In realtà in questa partita si gioca anche il profilo dell' esecutivo che i democratici vorrebbero «di scopo» e i berlusconiani come «politico»: l'ingresso di personalità di peso del Pd (come Massimo D'Alema o Giuliano Amato) chiama automaticamente di rimbalzo l'impegno di uomini di prima fila del Pdl (come Renato Brunetta o Renato Schifani) e rischia di dare corpo a quel «governissimo» che l'ala sinistra democrat non intende accettare.
Silvio Berlusconi perciò ha detto di puntare su giovani e donne, escludendo se stesso da qualsiasi incarico. Nel Pd invece non c'è nessuno in grado di imporre un analogo passo indietro ai pesi massimi. Ciò spiega perchè Napolitano si sia impegnato in prima persona nell'agevolare la soluzione del rebus suggerendo di ingaggiare alcuni dei «saggi» (Gallo, Mauro, Quagliariello e Violante) ma non escludendo nemmeno di poter inviare comunque alle Camere il governo Letta, accordo o non accordo sulla lista dei ministri.
L'incontro di Letta al Quirinale è stato particolarmente lungo a testimonianza delle difficoltà del negoziato, in parte fisiologiche se si guarda al recente passato. Il «governo di servizio», come preferisce definirlo il premier incaricato, sarà soprattutto un «governo del buon senso»: punterà innanzitutto a risolvere i problemi più pressanti della crisi economica (disoccupazione, esodati, cassa integrazione in deroga e giovani) secondo una scaletta di interventi che hanno già messo in qualche difficoltà i 5 stelle sul terreno della concretezza.
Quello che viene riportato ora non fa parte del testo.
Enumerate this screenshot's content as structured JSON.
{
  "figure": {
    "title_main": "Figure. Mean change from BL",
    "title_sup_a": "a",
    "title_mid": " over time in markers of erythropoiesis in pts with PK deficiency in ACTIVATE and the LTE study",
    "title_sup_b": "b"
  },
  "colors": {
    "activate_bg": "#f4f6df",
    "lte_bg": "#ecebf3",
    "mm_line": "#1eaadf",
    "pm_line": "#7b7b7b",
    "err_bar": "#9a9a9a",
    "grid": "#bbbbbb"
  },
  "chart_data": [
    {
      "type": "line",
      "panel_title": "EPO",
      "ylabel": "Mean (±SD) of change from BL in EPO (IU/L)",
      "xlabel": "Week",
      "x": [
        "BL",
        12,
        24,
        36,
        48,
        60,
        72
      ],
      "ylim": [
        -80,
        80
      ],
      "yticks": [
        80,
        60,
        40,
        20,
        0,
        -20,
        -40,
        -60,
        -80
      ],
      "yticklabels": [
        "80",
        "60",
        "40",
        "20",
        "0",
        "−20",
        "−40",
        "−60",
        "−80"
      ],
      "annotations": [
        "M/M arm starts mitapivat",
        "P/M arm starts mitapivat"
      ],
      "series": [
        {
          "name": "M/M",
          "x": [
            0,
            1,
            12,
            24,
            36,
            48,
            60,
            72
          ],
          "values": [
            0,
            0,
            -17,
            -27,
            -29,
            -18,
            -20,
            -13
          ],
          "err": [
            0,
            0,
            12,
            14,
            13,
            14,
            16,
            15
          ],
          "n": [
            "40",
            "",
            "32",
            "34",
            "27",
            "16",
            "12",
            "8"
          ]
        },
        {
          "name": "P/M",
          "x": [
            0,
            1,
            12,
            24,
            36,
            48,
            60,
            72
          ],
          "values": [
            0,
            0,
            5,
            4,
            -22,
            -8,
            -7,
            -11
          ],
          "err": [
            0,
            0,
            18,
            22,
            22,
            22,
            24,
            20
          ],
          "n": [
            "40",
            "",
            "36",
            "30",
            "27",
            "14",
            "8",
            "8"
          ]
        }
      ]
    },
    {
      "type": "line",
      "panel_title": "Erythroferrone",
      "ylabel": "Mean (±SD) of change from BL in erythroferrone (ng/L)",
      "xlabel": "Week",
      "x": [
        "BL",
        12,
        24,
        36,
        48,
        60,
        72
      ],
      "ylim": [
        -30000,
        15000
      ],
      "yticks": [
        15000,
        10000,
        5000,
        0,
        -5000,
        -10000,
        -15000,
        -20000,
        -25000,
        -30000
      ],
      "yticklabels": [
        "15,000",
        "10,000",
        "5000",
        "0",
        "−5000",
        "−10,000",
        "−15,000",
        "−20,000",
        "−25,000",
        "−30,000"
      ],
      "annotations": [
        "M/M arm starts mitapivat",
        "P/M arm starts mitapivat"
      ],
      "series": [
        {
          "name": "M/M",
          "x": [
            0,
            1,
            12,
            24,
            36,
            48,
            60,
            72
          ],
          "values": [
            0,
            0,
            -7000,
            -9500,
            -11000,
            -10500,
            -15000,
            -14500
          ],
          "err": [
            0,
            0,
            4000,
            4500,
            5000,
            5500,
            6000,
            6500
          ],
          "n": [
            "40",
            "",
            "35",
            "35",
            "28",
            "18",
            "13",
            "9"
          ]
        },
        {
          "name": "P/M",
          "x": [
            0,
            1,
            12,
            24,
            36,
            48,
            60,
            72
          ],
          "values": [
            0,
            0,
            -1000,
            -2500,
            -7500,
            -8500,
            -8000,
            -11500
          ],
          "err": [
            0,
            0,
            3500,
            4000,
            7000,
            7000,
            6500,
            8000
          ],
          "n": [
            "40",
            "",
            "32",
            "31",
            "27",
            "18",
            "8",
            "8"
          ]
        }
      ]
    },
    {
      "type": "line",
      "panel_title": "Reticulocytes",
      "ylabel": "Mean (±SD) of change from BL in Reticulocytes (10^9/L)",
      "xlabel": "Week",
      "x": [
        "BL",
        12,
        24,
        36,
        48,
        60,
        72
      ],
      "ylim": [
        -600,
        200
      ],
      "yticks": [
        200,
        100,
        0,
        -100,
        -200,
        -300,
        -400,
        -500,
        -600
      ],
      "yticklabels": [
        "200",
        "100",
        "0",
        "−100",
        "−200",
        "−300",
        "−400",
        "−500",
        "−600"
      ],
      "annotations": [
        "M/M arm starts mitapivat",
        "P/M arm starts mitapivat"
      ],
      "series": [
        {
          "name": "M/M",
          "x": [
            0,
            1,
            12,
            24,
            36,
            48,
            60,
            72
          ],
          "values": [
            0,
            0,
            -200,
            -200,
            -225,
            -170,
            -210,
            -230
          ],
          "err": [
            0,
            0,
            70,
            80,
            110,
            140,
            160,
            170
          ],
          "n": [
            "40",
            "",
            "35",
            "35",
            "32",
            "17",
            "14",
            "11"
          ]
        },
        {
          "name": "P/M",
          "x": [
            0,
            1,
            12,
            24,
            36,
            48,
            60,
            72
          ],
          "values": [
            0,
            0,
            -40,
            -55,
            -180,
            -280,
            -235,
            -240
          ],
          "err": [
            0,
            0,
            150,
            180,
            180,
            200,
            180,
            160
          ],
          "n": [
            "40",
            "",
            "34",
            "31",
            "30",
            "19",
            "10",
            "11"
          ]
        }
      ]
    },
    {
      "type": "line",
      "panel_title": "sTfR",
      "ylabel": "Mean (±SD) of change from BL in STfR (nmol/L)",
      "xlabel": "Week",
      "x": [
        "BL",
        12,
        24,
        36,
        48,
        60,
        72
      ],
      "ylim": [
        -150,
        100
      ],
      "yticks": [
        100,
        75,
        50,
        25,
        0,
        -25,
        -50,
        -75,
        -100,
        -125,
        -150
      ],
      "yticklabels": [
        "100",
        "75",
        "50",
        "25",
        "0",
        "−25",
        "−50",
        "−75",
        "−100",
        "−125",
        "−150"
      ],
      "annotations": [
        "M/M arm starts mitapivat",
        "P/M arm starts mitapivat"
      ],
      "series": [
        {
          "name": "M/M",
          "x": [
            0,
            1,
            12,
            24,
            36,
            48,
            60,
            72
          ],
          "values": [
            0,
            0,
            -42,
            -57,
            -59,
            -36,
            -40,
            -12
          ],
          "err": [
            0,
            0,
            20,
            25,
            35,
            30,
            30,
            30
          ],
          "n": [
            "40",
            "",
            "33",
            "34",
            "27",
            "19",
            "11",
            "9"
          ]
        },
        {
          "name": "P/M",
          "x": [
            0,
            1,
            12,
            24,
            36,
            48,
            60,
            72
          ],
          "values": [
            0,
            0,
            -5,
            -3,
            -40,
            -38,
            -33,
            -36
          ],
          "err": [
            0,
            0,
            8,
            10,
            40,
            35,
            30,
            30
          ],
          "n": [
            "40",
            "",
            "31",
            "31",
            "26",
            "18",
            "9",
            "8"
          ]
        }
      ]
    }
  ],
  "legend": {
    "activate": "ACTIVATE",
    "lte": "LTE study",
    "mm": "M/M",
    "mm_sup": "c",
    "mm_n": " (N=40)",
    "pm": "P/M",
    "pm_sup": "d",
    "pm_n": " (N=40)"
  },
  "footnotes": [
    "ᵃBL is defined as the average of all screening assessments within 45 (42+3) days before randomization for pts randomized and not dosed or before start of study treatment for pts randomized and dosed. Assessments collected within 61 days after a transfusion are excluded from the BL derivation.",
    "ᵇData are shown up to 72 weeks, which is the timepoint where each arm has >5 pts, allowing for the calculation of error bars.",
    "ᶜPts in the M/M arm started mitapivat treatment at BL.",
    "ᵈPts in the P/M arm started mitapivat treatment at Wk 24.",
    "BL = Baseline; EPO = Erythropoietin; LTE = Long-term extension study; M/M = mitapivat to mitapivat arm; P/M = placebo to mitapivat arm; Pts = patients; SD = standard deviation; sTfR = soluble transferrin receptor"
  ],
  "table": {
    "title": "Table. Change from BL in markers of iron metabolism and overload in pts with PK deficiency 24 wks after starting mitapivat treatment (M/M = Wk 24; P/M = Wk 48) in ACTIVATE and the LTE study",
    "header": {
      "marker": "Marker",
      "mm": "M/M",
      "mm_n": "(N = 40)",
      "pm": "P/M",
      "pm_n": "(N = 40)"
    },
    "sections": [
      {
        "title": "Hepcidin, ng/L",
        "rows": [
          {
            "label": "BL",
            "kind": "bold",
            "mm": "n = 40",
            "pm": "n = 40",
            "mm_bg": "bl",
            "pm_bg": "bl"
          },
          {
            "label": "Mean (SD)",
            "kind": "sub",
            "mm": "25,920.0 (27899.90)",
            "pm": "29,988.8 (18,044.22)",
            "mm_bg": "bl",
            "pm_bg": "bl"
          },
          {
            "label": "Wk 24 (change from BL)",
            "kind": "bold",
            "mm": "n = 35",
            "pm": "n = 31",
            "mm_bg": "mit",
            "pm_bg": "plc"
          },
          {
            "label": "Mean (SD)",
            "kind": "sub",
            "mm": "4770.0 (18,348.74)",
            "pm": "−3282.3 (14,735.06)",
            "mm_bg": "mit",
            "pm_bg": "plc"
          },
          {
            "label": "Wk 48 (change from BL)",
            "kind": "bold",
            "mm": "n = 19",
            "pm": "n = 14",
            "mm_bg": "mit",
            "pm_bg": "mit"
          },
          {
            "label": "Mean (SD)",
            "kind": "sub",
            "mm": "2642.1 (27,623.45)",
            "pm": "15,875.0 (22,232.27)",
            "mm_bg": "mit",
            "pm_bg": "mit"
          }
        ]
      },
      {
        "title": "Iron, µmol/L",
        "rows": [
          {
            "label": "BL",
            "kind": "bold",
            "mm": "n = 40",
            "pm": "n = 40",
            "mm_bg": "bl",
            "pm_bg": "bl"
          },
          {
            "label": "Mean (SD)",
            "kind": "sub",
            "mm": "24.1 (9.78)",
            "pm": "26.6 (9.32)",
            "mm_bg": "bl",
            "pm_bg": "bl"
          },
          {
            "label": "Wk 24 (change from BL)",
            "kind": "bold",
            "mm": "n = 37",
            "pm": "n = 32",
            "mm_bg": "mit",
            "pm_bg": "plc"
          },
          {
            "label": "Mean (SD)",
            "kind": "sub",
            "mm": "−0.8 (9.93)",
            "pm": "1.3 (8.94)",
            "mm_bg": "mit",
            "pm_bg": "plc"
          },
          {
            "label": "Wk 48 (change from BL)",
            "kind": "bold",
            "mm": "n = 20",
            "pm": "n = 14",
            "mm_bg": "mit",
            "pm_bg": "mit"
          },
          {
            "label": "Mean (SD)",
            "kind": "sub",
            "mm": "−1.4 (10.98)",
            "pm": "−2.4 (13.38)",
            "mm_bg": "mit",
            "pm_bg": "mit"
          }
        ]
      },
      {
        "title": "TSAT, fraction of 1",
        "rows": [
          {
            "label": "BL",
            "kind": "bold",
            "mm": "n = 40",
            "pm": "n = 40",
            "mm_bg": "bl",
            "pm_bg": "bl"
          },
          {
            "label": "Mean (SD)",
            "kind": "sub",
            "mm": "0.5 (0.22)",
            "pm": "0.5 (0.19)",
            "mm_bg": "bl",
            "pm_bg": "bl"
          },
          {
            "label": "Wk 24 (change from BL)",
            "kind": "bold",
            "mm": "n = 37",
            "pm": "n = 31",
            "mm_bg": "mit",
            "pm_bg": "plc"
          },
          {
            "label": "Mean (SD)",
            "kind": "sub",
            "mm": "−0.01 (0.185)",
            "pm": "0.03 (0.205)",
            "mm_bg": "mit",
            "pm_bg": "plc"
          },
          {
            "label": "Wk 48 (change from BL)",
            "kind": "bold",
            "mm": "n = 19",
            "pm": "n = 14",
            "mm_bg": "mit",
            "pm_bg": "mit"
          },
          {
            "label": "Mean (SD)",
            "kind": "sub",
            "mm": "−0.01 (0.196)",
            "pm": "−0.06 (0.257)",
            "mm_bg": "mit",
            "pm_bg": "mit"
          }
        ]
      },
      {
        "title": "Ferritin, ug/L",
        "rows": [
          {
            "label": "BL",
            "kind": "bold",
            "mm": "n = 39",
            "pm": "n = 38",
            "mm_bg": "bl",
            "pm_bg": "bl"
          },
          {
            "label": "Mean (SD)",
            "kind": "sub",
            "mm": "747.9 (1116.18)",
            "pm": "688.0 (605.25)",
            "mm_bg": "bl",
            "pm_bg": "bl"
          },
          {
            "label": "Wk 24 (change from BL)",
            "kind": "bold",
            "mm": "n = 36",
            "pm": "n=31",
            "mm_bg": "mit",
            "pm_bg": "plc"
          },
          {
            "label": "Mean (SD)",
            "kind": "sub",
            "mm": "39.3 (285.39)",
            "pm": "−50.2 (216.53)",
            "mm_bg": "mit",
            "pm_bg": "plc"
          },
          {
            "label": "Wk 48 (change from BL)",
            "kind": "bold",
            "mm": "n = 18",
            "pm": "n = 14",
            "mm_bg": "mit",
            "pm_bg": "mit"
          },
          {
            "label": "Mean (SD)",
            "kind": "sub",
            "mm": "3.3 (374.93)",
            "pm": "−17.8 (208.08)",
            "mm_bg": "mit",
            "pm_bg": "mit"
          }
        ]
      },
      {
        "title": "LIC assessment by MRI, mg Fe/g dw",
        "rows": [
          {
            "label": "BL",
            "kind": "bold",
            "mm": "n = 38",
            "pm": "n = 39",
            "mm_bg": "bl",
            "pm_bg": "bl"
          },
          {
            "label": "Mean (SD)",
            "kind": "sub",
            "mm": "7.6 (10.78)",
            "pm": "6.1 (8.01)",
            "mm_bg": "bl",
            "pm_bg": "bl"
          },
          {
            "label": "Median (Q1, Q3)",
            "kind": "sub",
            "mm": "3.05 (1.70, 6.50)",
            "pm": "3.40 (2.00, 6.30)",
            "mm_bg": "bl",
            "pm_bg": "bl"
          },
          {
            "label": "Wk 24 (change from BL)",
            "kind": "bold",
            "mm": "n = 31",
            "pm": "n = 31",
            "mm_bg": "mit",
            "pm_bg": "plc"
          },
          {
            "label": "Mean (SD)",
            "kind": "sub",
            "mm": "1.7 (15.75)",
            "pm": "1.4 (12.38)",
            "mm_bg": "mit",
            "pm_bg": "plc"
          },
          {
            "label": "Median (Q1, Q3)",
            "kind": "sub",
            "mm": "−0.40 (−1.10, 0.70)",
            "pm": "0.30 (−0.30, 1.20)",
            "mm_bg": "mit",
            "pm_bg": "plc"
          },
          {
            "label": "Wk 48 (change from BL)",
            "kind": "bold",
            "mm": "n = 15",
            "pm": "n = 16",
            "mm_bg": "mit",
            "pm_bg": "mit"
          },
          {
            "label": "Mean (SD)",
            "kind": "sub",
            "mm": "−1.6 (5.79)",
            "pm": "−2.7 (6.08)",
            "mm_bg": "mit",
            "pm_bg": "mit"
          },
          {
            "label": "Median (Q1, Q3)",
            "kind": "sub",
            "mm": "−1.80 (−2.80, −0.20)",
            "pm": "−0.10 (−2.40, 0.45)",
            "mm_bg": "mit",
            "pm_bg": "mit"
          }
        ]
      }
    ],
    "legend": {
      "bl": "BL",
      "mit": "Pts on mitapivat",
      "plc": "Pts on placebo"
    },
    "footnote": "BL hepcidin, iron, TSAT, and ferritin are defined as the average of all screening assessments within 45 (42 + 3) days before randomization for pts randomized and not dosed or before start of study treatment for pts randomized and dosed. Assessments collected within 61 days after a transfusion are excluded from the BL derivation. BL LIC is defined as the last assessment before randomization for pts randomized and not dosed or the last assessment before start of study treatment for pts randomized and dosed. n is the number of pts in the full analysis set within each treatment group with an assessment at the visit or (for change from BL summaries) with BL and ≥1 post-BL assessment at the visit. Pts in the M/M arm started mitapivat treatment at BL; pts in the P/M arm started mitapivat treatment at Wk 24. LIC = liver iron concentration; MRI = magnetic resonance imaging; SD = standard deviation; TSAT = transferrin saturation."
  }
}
Ma certo del programma dovrà far parte anche la diminuzione dell'Imu: un punto che Brunetta ha definito «determinante» perchè mette in gioco la credibilità del Pdl di fronte al suo elettorato. E poi ci sono le garanzie chieste dal Cavaliere contro il rischio delle geometrie variabili sui temi della giustizia.
Ciò naturalmente aumenta le difficoltà dei democratici. Il partito è nel pieno marasma: i bersaniani (Roberto Speranza e Alessandra Moretti) sono convinti che il partito sarà compatto sul voto di fiducia, ma la polemica è sull'atteggiamento degli oppositori interni. Cesare Damiano della sinistra rivendica il diritto al dissenso e Pippo Civati ritiene che i contrari alla fiducia siano almeno una cinquantina sebbene solo la metà sia pronta a votare contro. Matteo Renzi tenta di sdrammatizzare la questione invitando tutti ad ascoltare almeno che cosa Letta dirà alle Camere prima di giudicare. Ma il sindaco di Firenze ammette che se qualcuno non vota la fiducia «sarà un problemino».